Poorly Resourced Auditing

Finally, Fishkin turned to Cheung whose story was different again: she had moved from a consulting position into a full-time internal audit role at a large university but with minimal tools to help her carry it out. “In this role was I was alone”, she said, “as in, I had to do my audit from beginning to end, all by myself, from creating the work product, figuring out the framework – and it was all spreadsheets, very manual – doing multiple concurrent audits at the same time”. The role took her into a spiral of spending more time attempting to achieve the unachievable. “I threw more hours into it, nights, weekends, just to get the product done,” she told the group. “After two years, it just didn't change no matter what, it's just never ending. And I felt like: I enjoy the work, but I didn't enjoy the product [enough] to get to the end, the manual process was just dragging me down”. The mental impact was tangible, but the futility was not clear to her. “I think the mental impact that I want to share was actually thinking that by throwing more time into it, that I can't fail. I haven't failed. How can I not get this? How can I not get it perfect? Why, after two years of this, I'm still feeling like I can't catch up. I’ll never get there and never be perfect enough”.

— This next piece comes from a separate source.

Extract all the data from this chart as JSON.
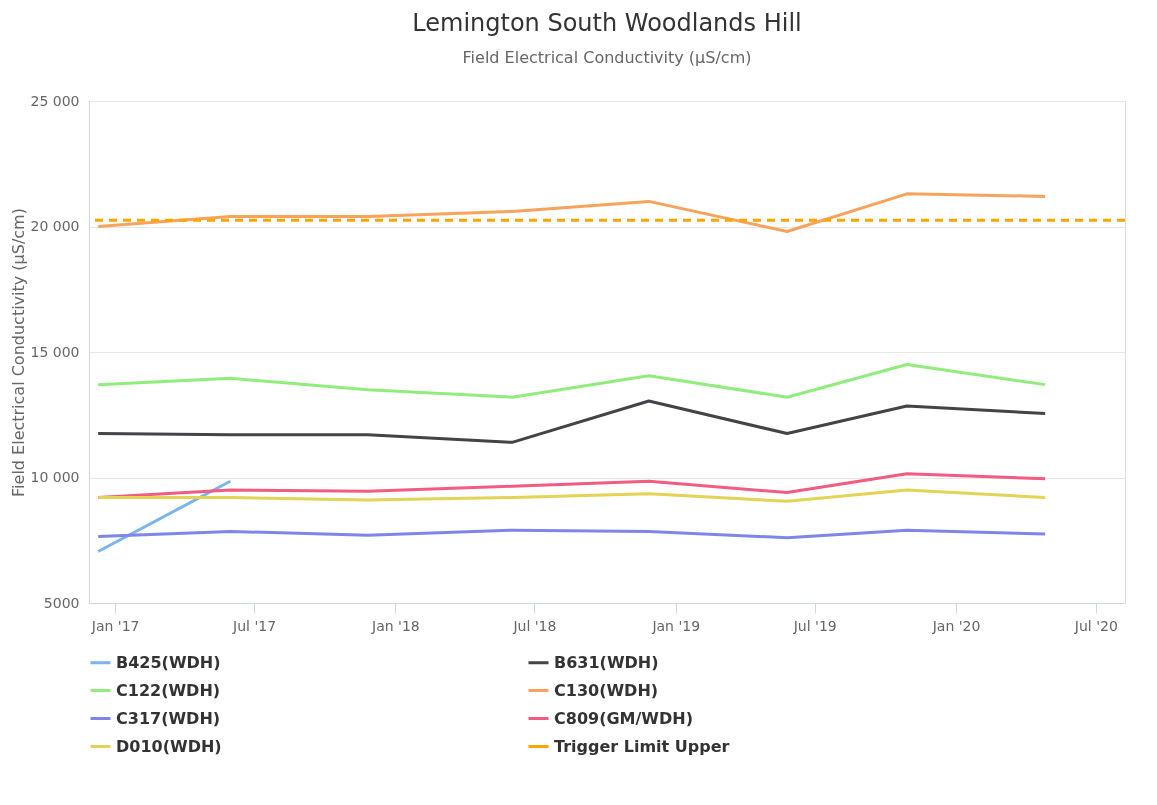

Added to this, training had to be done in additional time that Cheung somehow had to find. “They recommended that I should take my CISA certification. So, I did that, but I didn't have the time to study during the work day, so I had to add that into my nights and weekends on top of my workload. My family was not happy with me for two years, because my CISA was within my first year there, then I did my GSNA – that's the system network auditing certification – the year after, so it was a continuous workload to continue studying”.

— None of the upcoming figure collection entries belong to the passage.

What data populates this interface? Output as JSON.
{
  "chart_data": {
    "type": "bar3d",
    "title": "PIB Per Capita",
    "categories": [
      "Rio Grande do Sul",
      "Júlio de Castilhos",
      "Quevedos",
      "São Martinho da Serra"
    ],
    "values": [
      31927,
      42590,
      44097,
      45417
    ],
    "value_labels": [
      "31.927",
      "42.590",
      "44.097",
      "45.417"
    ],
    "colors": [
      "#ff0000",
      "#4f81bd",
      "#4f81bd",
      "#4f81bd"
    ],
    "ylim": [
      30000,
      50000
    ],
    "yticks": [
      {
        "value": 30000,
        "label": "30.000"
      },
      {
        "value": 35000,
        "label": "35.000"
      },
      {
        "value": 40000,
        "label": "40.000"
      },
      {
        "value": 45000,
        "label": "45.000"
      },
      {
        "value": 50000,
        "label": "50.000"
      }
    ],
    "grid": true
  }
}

Fishkin asked what motivated Cheung to call a halt. The answer was shocking. “December of 2023 was when I actually broke down. I've never cried over any job before, and I realized that it actually took a toll and I didn't know until my physical body told me, and that's when I decided I need to do something”. Changing priorities was the key factor, as Cheung realized that: “Family became third because: work, chapter and then family, so they are not happy with me. I needed to reprioritize”. A change of role has changed the situation completely: “My boss is amazing … she would tell me to stop working, which is good. She helped me create that boundary for myself, and I have more hours of sleep back. So, that's been good. I think the balance is there also, because I have the support system and I do a job that I love that doesn't wear me down”.

Finding a Way Through

The three speakers’ strongly contrasting stories will ring true with most people reading this: even if we have not been subjected to such extreme situations, there will be parts of all three stories that sound familiar – either in our own careers or those of one or more of our friends, family or colleagues. The reassurance comes from the fact that all three of the panelists have emerged successfully and are much more comfortable with what they are doing now than with what they did in the past.

The session finished with audience questions and one in particular was: “How do you navigate burnout when quitting or pivoting is not a current option?”

Family or community support was one suggestion. Taking up a distraction such as extreme hiking or extreme biking was another. Getting a pet and doing more exercise as a result was a third. But as Fishkin answered to the question of how you navigate burnout: “Not very well. It doesn't really work, if you can't change the job situation in any way”.